Le roman commence par l’histoire des hommes nus des montagnes, dont il est issu, et de ses parents, jusqu’à son passé de soldat. C’est la première veillée, autour du thème de la tradition. La deuxième veillée, qui traite de la prise du pouvoir après la décolonisation par un quadriumvirat, bientôt mis à mal après l’assassinat du président en place par Koyaga, a pour thème la mort. La troisième, qui traite de la prédestination, s’attarde sur le destin de Maclédio, journaliste, qui erre dans l’Afrique à la recherche de son homme de destin, avant de devenir l’instrument de la propagande du dictateur. La quatrième veillée, pour développer le thème du pouvoir, raconte le voyage initiatique de Koyaga qui visite les autres dictateurs africains et bénéficie de leurs conseils pour organiser son régime. Nombre d’attentats sont fomentés contre le dirigeant dans la cinquième veillée, ayant pour thème la trahison, mais ils échouent à chaque fois, et le président-dictateur en profite pour gagner en renommée. Enfin, la dernière veillée s’intitule tout a une fin et s’attarde sur le crépuscule du règne de Koyaga, raison même pour laquelle il fait dire son éloge et récit expiatoire, afin de retrouver sa légitimité. Le roman se termine par une note d’espoir, avec un proverbe annonçant de meilleurs jours à venir : La nuit dure longtemps mais le jour finit par arriver.

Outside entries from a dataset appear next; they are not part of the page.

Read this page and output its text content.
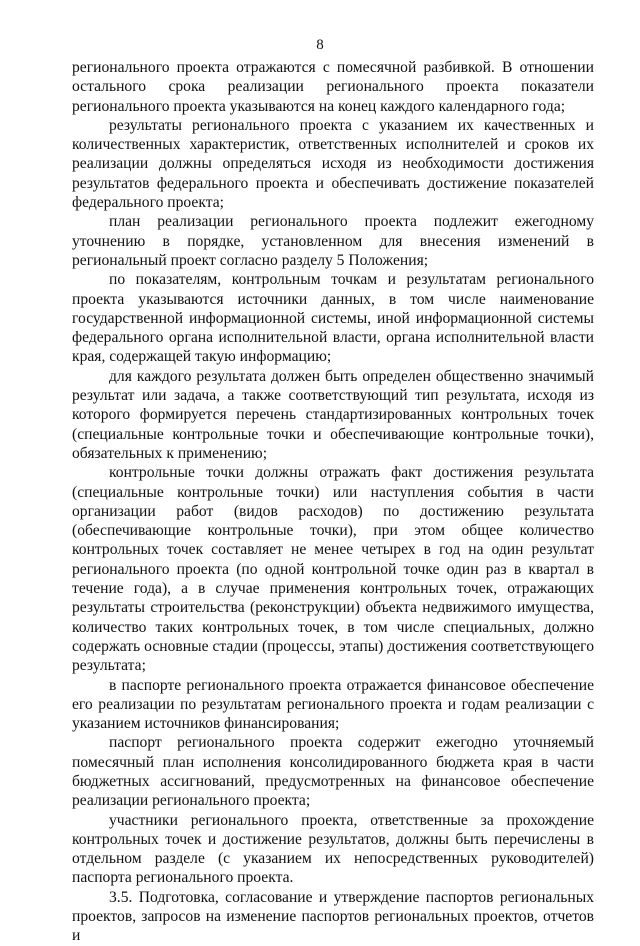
8

регионального проекта отражаются с помесячной разбивкой. В отношении остального срока реализации регионального проекта показатели регионального проекта указываются на конец каждого календарного года;

результаты регионального проекта с указанием их качественных и количественных характеристик, ответственных исполнителей и сроков их реализации должны определяться исходя из необходимости достижения результатов федерального проекта и обеспечивать достижение показателей федерального проекта;

план реализации регионального проекта подлежит ежегодному уточнению в порядке, установленном для внесения изменений в региональный проект согласно разделу 5 Положения;

по показателям, контрольным точкам и результатам регионального проекта указываются источники данных, в том числе наименование государственной информационной системы, иной информационной системы федерального органа исполнительной власти, органа исполнительной власти края, содержащей такую информацию;

для каждого результата должен быть определен общественно значимый результат или задача, а также соответствующий тип результата, исходя из которого формируется перечень стандартизированных контрольных точек (специальные контрольные точки и обеспечивающие контрольные точки), обязательных к применению;

контрольные точки должны отражать факт достижения результата (специальные контрольные точки) или наступления события в части организации работ (видов расходов) по достижению результата (обеспечивающие контрольные точки), при этом общее количество контрольных точек составляет не менее четырех в год на один результат регионального проекта (по одной контрольной точке один раз в квартал в течение года), а в случае применения контрольных точек, отражающих результаты строительства (реконструкции) объекта недвижимого имущества, количество таких контрольных точек, в том числе специальных, должно содержать основные стадии (процессы, этапы) достижения соответствующего результата;

в паспорте регионального проекта отражается финансовое обеспечение его реализации по результатам регионального проекта и годам реализации с указанием источников финансирования;

паспорт регионального проекта содержит ежегодно уточняемый помесячный план исполнения консолидированного бюджета края в части бюджетных ассигнований, предусмотренных на финансовое обеспечение реализации регионального проекта;

участники регионального проекта, ответственные за прохождение контрольных точек и достижение результатов, должны быть перечислены в отдельном разделе (с указанием их непосредственных руководителей) паспорта регионального проекта.

3.5. Подготовка, согласование и утверждение паспортов региональных проектов, запросов на изменение паспортов региональных проектов, отчетов и
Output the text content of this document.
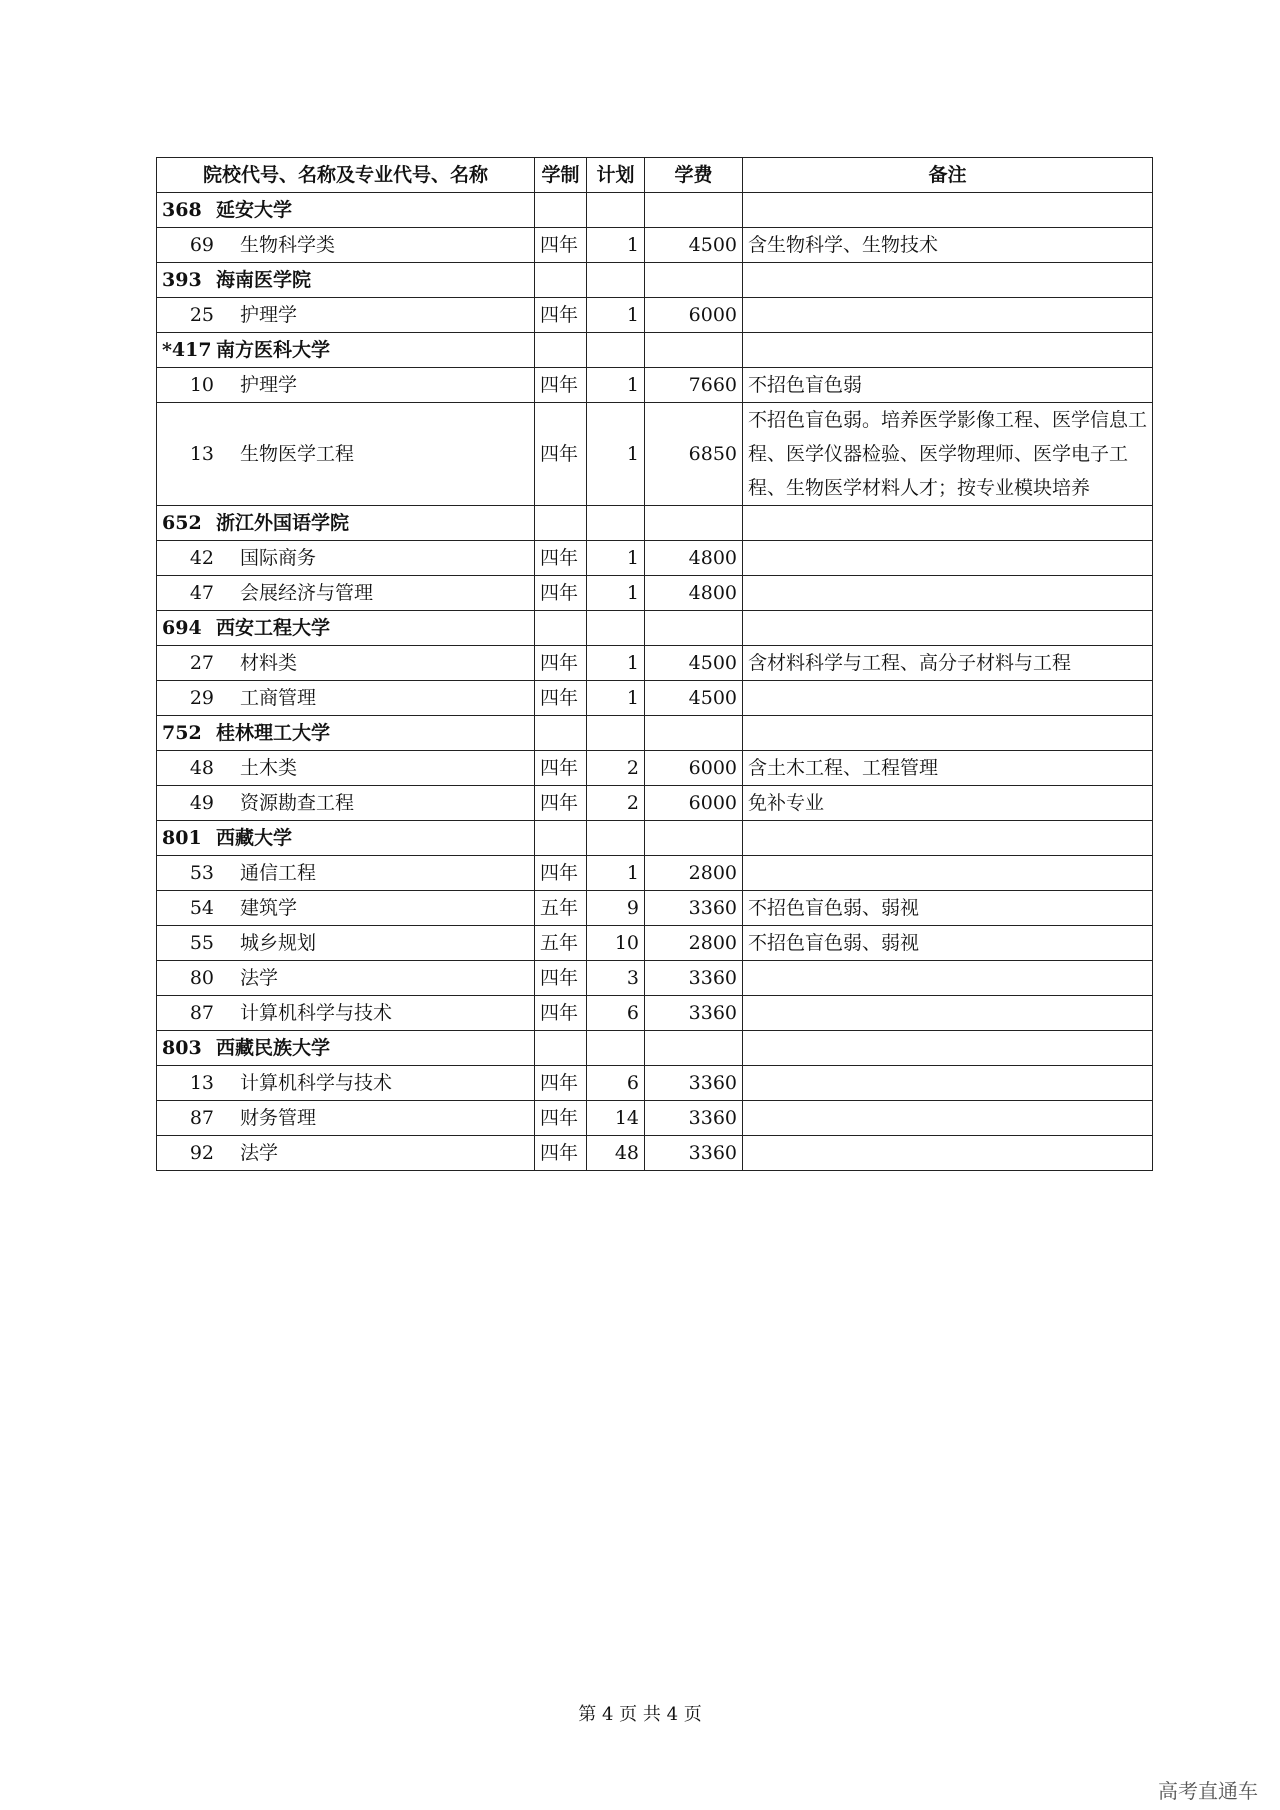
院校代号、名称及专业代号、名称	学制	计划	学费	备注
368 延安大学				
69 生物科学类	四年	1	4500	含生物科学、生物技术
393 海南医学院				
25 护理学	四年	1	6000	
*417 南方医科大学				
10 护理学	四年	1	7660	不招色盲色弱
13 生物医学工程	四年	1	6850	不招色盲色弱。培养医学影像工程、医学信息工程、医学仪器检验、医学物理师、医学电子工程、生物医学材料人才；按专业模块培养
652 浙江外国语学院				
42 国际商务	四年	1	4800	
47 会展经济与管理	四年	1	4800	
694 西安工程大学				
27 材料类	四年	1	4500	含材料科学与工程、高分子材料与工程
29 工商管理	四年	1	4500	
752 桂林理工大学				
48 土木类	四年	2	6000	含土木工程、工程管理
49 资源勘查工程	四年	2	6000	免补专业
801 西藏大学				
53 通信工程	四年	1	2800	
54 建筑学	五年	9	3360	不招色盲色弱、弱视
55 城乡规划	五年	10	2800	不招色盲色弱、弱视
80 法学	四年	3	3360	
87 计算机科学与技术	四年	6	3360	
803 西藏民族大学				
13 计算机科学与技术	四年	6	3360	
87 财务管理	四年	14	3360	
92 法学	四年	48	3360	
第 4 页 共 4 页
高考直通车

Le livre se lit très bien en tant que tel, mais alors que je tournais les pages, je me suis rapidement aperçue qu’il me manquait quelques éléments pour le comprendre. C’est en faisant quelques menues recherches que j’ai appris qu’il s’agissait d’un livre à clef. Les personnages sont inspirés de personnages réels et nombre d’événements relatés sont en fait réellement arrivés. Pour reprendre les mots de l’auteur, tirés d’un entretien publié dans Politique africaine en octobre 1999 :

Nombre de faits et d’événements que je rapporte sont vrais. Mais ils sont tellement impensables que les lecteurs les prennent pour des inventions romanesques.

Il déclare dans ce même entretien avoir voulu utiliser les vrais noms dans son roman mais que son éditeur l’en a dissuadé, craignant de « graves conflits juridiques ». En conserver quelques uns ne fonctionnant pas, l’écrivain a finalement décidé de les masquer. Cela devient l’occasion d’un jeu d’indices avec le lecteur, Kourouma distillant les indices géographiques et culturels afin de situer ses pays et ses personnages. Par exemple, les animaux totems des dirigeants sont les mêmes que dans la réalité, et on reconnaîtra donc Mobutu Sese Seko, le « Léopard de Kinshasa », dans « l’homme au totem léopard ». Que cela ne rebute pas pour autant un lecteur qui ne serait pas au fait de l’histoire africaine : j’avais des notions plus que vagues en ouvrant le livre, et les clefs d’identification sont abondamment diffusées et commentées, ce qui permet de s’y retrouver rapidement.

Une fois ma clef révélée, j’ai pu m’intéresser au propos du livre. Puisque nous nous attardons sur le parcours d’un dictateur et ses relations avec ses collègues des pays voisins, En attendant le vote des bêtes sauvages décrit un art politique qui est avant tout un art de la guerre. Dans le roman, la politique est un monde où priment la force brutale et l’absence de morale. On peut penser, dans ce contexte, à une mise en pratique des théories de Carl von Clausewitz qui écrivait, dans De la guerre :

Dans une affaire aussi dangereuse que la guerre, les erreurs dues à la bonté de coeur sont précisément la pire des choses à éviter.

Et si l’on en croit Kourouma, on pourrait inverser la célèbre conclusion de Clausewitz, « La guerre n’est que la continuation de la politique par d’autres moyens » pour l’adapter à la politique telle que la pratique Koyaga, à coup de meurtres, mises en prison et mutilations rituelles : La politique n’est que la continuation de la guerre par d’autres moyens. C’est d’ailleurs la signification du titre du roman. Alors que le régime du dictateur est menacé et que des élections sont organisées, le sora déclare :

Vous le savez, vous êtes sûr que si d’aventure les hommes refusent de voter pour vous, les animaux sortiront de la brousse, se muniront de bulletins et vous plébisciteront.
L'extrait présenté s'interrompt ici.